Compositionality and rarefaction

Amplicon data is relative, AKA compositional. The number of reads for a given taxa in a given sample is in itself arbitrary and can only be interpreted relative to the rest of the taxa in the sample. Unless you have some quantitative estimate on microbial cells for your samples, for example by qPCR, flow cytometry, or an added reference culture in each sample, amplicon data should be intepreted as relative data.

The total number of sequencing reads associated with a sample (read depth, AKA library size) is not associated with the number of cells in the sample.

Varying read depth in different samples gives rise to two separate problems:

1) Abundance estimation

Let's assume 200 reads are assigned to taxa A in sample 1 and 200 reads are assigned to taxa A in sample 2. Taxa A is not necessarily equally abundant in these two samples, unless the read depth is similar in the two samples.

2) Detection threshold

We will almost never detect all taxa in a given sample; if they are too rare they will go undetected. Samples with higher read depth will be more likely to include the rare taxa. Therefore, especially if we are interested in the presence/absence of certain taxa, varying read depth across samples can have a large impact.

Rarefaction curves

A rarefaction curve is a way to estimate how much of the diversity in a sample you have captured.
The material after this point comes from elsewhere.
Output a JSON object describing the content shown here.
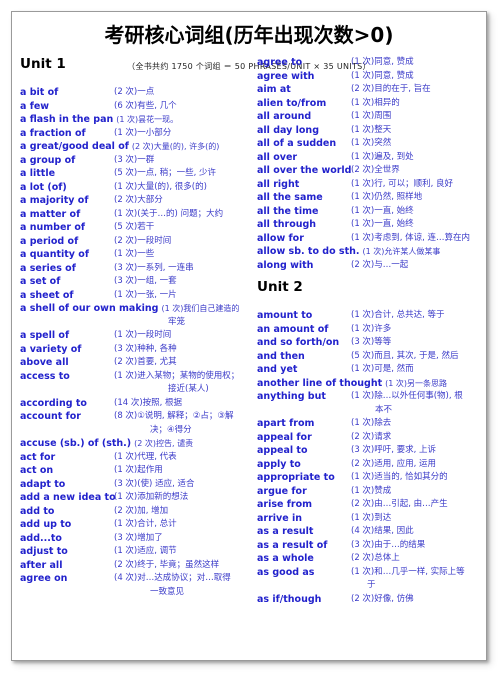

The idea is the following: Take random subsamples of reads from your sample and calculate the diversity in this subsample, while you increase the number of reads you subsample the diversity increases, and if it at some point reaches a platau (before you run out of reads) we can to some extend assume that the diversity in the sample is covered.

Let's try it in R:

In [1]:
# Load phyloseq object and packages
library(phyloseq)
library(ggplot2)
library(MicEco)
load("../data/physeq.RData")

We use a function from the MicEco package to calculate the curves

In [ ]:
rc_data <- rcurve(phy, subsamp = seq(from = 1000, to = 100000, by = 1000))

In this plot below, each sample is a line. We see that most samples seem to reach a platau, however, some are still rising until the end. The lines end at different number of reads due to their varying read depth

In [3]:
ggplot(rc_data, aes(Reads, Richness, group = Sample)) +
    theme_bw() +
    geom_line() +
    facet_grid(~Time)

How to solve problem of varying read depth

Varying read depth has to be accounted for in most studies. Below are some methods to reduce/remove the bias created by the read depth. These methods will not make the data non-compositional, they will just alleviate the problems introduced by varying read depth. Sequencing data is inherently compositional no matter the normalization or transformation. Sequence data can only be interpreted as absolute abundances if some measurement of microbial cell count is introduced in the analysis.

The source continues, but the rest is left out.